Description of solution  Home»Products»AreaGuard»Description of solution

These days the most of users knows terms like Antivirus, Firewall or VPN, their producers are often tell-all in many professional periodicals. These products protect computers from internet or network attacks. Success stories about hacking well known companies network from the internet are not rare. In any case they don’t solve if authorized person works with computer or if data are scrambled for unauthorized person (attacker). But withal forgotten and consequently stolen notebook from car which parks in front of restaurant or un-loyal employee who provides access to data is surely cheaper and technically less demanding attack to sensitive personal or business data than attack from the internet or network.

Secure computer login

AreaGuard Gina module requires inserting of smart card or USB token with login information before you start your work, without it you cannot work with your computer. After insertion of smart card or USB token user is asked to insert his PIN which verifies whether the user is really owner of this smart card or USB token. PIN can be simple, because of smart card or token gets blocked after three wrong tries. When the smart card or USB token is removed, the computer gets locked and you can continue with your work again after insertion of smart card or token and correct PIN. System cooperates with all smart cards and USB tokens which support PKCS#11.

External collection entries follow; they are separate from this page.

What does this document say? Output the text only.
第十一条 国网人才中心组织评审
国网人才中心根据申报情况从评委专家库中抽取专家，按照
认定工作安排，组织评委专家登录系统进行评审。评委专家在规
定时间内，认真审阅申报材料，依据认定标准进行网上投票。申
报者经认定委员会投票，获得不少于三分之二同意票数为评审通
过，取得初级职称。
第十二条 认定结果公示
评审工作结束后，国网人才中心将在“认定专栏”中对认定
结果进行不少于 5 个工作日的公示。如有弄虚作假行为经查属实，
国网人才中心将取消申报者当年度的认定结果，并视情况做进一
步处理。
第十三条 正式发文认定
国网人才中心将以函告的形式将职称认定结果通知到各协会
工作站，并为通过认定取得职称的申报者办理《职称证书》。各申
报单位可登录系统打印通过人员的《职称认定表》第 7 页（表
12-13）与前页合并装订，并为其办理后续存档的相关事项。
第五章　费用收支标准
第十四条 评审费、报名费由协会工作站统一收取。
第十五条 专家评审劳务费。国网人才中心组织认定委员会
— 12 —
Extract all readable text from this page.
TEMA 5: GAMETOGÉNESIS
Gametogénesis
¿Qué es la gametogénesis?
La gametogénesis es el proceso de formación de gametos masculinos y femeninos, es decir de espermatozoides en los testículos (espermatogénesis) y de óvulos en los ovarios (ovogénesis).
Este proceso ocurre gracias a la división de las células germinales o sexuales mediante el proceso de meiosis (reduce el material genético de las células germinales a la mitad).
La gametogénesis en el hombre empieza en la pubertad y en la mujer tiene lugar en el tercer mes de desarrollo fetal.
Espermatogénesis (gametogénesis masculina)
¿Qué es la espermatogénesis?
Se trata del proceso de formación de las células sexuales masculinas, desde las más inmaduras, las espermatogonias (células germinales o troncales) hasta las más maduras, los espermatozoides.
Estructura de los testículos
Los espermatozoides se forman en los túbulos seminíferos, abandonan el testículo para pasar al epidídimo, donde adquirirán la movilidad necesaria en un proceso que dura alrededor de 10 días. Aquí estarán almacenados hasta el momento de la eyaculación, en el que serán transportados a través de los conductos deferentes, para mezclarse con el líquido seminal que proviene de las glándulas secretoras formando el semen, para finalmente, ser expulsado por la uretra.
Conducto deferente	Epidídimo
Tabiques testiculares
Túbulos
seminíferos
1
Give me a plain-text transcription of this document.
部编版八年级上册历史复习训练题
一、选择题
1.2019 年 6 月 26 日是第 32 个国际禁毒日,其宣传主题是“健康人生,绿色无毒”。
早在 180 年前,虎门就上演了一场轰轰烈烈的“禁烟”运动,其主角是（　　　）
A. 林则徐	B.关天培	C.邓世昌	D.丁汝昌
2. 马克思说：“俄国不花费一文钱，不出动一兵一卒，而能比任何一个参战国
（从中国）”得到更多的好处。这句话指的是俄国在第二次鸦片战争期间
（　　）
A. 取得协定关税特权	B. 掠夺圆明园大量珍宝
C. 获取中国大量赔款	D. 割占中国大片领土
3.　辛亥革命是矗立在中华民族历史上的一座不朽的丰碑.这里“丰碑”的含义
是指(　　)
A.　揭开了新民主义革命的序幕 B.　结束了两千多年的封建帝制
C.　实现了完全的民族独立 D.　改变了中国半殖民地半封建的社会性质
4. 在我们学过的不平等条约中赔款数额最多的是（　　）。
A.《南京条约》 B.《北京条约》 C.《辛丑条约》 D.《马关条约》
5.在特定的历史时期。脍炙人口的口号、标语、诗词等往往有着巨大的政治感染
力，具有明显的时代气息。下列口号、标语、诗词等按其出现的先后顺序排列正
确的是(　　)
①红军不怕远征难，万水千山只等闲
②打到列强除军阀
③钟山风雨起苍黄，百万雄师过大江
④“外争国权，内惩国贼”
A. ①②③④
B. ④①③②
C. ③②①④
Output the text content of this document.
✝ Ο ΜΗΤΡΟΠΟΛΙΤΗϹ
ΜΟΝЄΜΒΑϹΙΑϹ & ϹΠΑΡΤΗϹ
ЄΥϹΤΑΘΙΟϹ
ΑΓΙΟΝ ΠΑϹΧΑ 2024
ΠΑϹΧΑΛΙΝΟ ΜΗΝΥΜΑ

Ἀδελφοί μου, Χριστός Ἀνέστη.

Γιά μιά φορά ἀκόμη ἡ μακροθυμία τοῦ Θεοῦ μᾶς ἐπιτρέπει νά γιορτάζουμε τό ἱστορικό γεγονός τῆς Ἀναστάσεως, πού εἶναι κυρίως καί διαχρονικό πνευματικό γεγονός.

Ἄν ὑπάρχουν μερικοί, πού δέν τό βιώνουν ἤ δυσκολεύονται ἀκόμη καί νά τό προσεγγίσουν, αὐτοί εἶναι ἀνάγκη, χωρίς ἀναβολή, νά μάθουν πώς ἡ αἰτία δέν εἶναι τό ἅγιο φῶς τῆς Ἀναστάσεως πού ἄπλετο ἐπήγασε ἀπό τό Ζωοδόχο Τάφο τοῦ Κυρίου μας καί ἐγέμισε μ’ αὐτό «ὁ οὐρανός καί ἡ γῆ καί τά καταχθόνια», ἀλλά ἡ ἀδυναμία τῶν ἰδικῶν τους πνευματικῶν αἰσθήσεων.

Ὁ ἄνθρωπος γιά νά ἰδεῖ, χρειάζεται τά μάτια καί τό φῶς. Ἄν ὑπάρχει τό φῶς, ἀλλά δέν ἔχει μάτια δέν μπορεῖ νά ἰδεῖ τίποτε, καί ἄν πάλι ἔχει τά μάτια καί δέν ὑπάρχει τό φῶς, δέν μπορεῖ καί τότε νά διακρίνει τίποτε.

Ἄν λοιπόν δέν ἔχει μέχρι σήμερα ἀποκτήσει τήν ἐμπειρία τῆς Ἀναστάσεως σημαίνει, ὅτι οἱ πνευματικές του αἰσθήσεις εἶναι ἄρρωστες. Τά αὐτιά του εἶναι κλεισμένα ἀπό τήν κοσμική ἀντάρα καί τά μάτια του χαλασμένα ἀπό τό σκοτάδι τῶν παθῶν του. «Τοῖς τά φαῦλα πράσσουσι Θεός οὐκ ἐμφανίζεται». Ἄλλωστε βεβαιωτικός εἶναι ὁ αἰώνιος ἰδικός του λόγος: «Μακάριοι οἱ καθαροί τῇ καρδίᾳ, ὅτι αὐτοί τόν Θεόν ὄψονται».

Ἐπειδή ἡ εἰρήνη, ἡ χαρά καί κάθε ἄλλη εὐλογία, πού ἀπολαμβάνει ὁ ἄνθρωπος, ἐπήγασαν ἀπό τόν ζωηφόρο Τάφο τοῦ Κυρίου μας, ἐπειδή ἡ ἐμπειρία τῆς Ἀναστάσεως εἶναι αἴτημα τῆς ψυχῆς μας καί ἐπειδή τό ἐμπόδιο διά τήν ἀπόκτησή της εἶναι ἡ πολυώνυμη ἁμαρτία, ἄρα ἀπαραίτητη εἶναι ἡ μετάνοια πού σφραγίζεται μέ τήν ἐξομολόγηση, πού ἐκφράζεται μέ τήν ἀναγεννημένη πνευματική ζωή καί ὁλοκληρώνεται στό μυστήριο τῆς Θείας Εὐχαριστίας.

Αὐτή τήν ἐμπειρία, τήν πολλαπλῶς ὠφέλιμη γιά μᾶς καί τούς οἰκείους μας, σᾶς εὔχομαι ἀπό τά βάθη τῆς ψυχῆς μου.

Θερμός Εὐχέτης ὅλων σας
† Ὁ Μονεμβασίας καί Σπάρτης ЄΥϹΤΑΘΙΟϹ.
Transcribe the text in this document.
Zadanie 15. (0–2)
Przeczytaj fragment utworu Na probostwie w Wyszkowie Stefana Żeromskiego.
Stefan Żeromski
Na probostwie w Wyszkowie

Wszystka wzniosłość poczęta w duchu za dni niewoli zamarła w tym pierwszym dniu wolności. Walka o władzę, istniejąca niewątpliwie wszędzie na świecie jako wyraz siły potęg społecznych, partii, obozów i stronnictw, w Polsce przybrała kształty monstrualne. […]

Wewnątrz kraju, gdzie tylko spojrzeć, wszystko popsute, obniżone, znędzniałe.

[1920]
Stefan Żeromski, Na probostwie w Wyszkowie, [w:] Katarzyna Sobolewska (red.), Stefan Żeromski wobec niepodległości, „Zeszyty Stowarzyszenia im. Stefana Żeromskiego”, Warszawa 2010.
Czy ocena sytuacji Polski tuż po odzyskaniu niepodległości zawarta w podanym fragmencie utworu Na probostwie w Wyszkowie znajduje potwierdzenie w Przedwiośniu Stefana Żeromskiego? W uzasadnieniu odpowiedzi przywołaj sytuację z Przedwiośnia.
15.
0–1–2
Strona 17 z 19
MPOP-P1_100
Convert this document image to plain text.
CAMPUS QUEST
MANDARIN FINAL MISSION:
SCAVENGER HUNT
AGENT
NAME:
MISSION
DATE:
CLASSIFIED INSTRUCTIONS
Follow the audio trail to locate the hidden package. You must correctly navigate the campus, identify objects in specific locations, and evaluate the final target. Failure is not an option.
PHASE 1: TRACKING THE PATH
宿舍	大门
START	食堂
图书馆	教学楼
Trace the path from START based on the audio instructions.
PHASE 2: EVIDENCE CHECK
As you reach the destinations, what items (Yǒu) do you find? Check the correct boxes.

Protection of personal and business data

The only way of protecting information stored inside computer is encryption which transforms readable data into unreadable form. Encryption is done with standard encryption algorithms with user’s created encryption key. The AreaGuard Notes module allows on-line encryption of all files, which are stored in user’s working directory (for example Documents). In case when user is securely logged in by smart card or USB token, then his encryption keys are available and files in his working directory are transparently encrypted and decrypted. There is no way to get files from this directory in readable form without inserted smart card or USB token. In case of backup of user’s working directory, backup contains encrypted files.

On-line files encryption

Files stored on memory media (hard disk, network disk, removable disk, CD, CD-RW, diskette etc.) may contains confidential (internal) information of user and organization. Therefore there are strong reasons to secure these files against possible misuse by unauthorized person who can obtain these files by for example steeling according memory medium.
The only way how to protect from this fact is usage of cryptographic (encryption) resources. User most friendly and so high efficient way is using on-line encryption of files in specified folders (for example: Documents of given user).
On-line encryption means , that with every creation of file or write to file inside encrypted directory all data are automatically encrypted by set encryption algorithm and key. Otherwise when reading data from encrypted file, they are automatically decrypted in workstation memory. On the disk they are still in encrypted form. Encrypted file could be stored on local disc, removable or network disc.
If the encrypted directory is shared to more users, every user must have encrypted key by which are files in this directory encrypted. Files are decrypted in workstation's memory so transfer of encrypted files over network is secure.
In context of AreaGuard Notes there is possibility to make secure data "Shredding". Conventional deleting of files is not ideal, deleted file from disk is easy to recover back. Shredding by AreaGuard perfectly deletes files from your computer and so it prevents to possibly misuse sensitive data.

Easy recovery after computer’s crash

After the operating system crashes the recovery of encrypted files is very simple, due to the fact that all encryption keys are stored in a smart card or USB token and are not connected anyhow to operating system. Content of smart card or USB token can be easily backed up into the file and then stored in safe place in case of damaging or loosing.  

Centralized management

For idea reasons of complex processes accompanied implementation of security system on workstations many responsible organization’s employees postpone assertion of implementation  Desktop Security System. Withal it is sufficient to centralize management of users, their smart cards or USB tokens, encryption keys, encrypted directories settings and system policies to one place in the network which is accessible from all of workstation. With help of AreaGuard AdminKit is possible to accomplish this condition in easy, fast, effective and affordable way…

Surveys show that more than 90% of organizations have no security policy created that would solves possibility of organization’s data steeling by own employees. Organizations which have this problem in their security policies solve it legislative by employee’s signed statements that they do not organize even help with any attack to organization’s data. Legislative steps aren’t sufficient enough, because of motivation of an employee to organize attack can be much higher than penalization results from signed statement.